Oscar Tenreiro / 27 de Septiembre de 2014
La sensación de estar atrapado es lo peor que tiene la situación venezolana. Por otra parte, que eso sea aceptado por muchos hace pensar en la inutilidad, la irrelevancia del discurso que fue nuestro durante años. Que sean parte de él, además, gentes a las que contribuimos a formar, que nos inspiraron estima y hasta admiración cuando actuábamos en consonancia con nuestra persona en el sentido de Jung, como profesor universitario deseoso de dejar huella, resulta incomodísimo. Ya van larguísimos dieciséis años, el paso del tiempo se recorta sobre un escenario externo opresivo en el que destaca para uno la sensación de culpa por no haber descubierto la falsedad de unos cuantos. Dan fuerza sin embargo como bienvenida compensación que nos regresa de descreer, las satisfacciones que nos ha dado el ámbito familiar.
Como cuando un sobrino, en sintonía con las reflexiones que aquí hago, me manda el poema de Borges «Elogio de la Sombra» que comienza así:
« La vejez (tal es el nombre que los otros le dan) / puede ser el tiempo de nuestra dicha. / El animal ha muerto o casi ha muerto. / Quedan el hombre y su alma «
Tal como Borges, no llamamos vejez al paso del tiempo en nosotros porque el alma nos lleva siempre a descubrir, abrir puertas, ver hacia adelante, y nos asalta una inesperada sensación de dinamismo y hasta renovada juventud. En eso nos ayuda el impulso panteísta de darle alma a algunas cosas, como a la arquitectura por ejemplo, proyección muy propia del tiempo en que transcurrió nuestra adolescencia.
II
Eran tiempos en los que todo estaba cargado de un sentido de responsabilidad hacia los demás, hacia lo que nos rodeaba, hacia los otros.
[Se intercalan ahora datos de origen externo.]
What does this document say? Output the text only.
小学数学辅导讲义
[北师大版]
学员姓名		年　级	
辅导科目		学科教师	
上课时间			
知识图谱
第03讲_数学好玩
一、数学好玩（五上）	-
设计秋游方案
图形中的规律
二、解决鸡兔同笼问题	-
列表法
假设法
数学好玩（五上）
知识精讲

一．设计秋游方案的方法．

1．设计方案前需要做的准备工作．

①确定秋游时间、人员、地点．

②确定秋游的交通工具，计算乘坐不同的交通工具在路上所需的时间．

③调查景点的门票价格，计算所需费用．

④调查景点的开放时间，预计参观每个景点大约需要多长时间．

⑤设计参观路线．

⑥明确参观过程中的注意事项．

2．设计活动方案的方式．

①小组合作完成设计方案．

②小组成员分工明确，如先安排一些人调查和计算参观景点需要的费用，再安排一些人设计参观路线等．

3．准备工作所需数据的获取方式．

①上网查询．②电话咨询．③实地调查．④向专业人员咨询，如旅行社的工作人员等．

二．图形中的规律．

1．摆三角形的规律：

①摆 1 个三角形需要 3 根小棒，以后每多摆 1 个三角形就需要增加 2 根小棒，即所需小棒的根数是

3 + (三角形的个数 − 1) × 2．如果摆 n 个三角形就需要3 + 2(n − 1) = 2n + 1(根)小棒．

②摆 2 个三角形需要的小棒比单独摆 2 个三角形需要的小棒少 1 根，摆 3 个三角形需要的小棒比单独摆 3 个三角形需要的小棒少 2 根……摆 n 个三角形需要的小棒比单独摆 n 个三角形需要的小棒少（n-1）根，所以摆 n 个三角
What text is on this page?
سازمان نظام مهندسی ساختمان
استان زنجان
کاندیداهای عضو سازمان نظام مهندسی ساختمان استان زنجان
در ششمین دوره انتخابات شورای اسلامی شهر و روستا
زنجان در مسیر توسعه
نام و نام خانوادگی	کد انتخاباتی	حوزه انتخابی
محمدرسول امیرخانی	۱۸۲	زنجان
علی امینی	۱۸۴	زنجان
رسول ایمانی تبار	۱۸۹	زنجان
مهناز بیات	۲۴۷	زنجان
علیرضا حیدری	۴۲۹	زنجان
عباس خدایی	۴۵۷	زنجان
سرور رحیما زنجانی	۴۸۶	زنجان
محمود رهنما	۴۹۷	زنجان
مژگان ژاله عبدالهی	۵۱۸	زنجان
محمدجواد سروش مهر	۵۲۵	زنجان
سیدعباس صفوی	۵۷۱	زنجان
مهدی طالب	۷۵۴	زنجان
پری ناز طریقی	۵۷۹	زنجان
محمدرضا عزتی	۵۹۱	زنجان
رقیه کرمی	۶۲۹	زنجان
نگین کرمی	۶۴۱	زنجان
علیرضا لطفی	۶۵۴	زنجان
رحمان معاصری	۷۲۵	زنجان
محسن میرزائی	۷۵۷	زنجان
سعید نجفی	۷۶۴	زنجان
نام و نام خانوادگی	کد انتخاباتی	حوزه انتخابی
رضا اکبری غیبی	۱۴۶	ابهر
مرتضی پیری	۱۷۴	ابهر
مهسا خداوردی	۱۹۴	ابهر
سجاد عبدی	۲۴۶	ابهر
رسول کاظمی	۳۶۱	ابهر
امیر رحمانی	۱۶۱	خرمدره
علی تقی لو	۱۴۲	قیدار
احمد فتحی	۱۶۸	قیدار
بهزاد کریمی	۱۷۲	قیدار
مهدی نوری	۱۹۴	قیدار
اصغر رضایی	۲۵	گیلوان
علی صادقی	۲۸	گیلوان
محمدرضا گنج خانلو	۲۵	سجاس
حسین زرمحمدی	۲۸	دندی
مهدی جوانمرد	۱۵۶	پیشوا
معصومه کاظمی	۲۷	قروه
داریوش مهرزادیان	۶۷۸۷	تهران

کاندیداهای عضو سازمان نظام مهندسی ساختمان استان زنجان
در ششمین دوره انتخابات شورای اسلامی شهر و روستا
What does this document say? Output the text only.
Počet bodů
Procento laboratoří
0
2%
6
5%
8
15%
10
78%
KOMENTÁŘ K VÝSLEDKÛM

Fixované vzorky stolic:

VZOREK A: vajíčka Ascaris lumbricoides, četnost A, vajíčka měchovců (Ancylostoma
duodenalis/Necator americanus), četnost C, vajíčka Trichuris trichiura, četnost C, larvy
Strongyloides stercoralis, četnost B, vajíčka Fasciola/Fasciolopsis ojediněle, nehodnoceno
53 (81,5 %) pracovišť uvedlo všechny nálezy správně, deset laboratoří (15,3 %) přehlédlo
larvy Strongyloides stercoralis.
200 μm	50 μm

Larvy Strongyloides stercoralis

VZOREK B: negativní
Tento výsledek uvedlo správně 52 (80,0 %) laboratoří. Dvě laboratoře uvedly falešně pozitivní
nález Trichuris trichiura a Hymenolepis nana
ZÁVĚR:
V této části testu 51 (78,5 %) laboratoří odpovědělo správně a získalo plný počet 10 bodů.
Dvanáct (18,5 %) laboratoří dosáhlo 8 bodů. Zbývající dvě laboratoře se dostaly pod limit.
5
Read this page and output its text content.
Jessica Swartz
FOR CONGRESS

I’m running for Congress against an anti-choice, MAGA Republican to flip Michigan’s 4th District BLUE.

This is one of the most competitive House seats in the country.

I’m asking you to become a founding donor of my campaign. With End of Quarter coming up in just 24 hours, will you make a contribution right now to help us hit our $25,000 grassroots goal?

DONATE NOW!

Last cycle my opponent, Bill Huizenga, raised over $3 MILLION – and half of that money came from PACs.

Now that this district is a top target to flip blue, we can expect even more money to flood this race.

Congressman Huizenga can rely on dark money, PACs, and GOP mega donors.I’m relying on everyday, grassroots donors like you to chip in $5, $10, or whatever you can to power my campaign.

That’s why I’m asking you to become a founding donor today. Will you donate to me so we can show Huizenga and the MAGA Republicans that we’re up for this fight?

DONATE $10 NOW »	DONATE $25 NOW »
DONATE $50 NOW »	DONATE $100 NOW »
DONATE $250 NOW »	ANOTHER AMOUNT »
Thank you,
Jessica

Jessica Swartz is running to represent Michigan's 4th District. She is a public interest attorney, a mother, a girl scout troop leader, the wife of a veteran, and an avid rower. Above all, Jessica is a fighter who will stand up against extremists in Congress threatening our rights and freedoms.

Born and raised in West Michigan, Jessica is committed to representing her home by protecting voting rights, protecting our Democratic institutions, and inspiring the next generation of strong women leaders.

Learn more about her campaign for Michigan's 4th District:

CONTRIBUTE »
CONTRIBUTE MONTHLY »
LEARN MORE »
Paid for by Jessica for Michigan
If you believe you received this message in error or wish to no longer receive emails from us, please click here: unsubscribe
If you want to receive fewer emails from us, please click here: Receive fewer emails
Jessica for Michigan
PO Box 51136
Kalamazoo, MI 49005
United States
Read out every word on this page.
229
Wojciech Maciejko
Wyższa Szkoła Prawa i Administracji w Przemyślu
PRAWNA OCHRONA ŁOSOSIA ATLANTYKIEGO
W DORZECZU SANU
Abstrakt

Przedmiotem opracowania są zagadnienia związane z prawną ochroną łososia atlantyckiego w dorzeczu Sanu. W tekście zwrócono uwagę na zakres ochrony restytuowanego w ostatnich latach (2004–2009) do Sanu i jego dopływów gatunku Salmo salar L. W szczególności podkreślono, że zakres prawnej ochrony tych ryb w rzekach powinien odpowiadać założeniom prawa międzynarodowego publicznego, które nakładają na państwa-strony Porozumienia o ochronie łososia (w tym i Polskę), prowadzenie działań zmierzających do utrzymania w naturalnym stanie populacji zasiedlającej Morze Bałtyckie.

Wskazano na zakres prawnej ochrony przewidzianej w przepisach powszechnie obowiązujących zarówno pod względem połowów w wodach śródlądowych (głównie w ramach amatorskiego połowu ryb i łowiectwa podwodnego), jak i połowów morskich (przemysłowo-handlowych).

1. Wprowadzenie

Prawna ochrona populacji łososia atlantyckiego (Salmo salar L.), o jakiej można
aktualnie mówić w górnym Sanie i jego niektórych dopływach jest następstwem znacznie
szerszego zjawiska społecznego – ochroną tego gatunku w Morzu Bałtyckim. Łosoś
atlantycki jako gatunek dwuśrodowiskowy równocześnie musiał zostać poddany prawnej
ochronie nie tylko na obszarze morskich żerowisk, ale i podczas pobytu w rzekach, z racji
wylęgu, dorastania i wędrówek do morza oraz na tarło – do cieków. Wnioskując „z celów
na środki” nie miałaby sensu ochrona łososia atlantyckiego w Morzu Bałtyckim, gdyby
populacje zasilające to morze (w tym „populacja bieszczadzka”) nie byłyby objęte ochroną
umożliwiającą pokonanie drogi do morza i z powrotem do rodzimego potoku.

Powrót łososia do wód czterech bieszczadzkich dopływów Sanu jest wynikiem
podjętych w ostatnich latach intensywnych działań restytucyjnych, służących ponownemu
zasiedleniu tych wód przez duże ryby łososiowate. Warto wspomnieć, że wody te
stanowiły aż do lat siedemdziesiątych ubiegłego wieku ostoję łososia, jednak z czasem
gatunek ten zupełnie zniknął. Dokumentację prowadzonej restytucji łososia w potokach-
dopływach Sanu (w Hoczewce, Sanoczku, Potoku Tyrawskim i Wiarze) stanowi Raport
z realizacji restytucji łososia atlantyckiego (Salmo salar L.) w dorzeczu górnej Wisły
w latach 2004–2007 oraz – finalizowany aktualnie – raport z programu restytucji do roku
Recogíamos en este pequeño país inquietudes que germinaron de los años difíciles del mundo más amplio, posteriores a la guerra, inestables, inflados de utopía social. Y además, cuando aún no terminaba de estudiar la carrera, ya lo que había ocurrido en Cuba se filtraba por todas partes cargado de un sentido de apertura sólo comparable con las dudas ante lo que allí ocurría.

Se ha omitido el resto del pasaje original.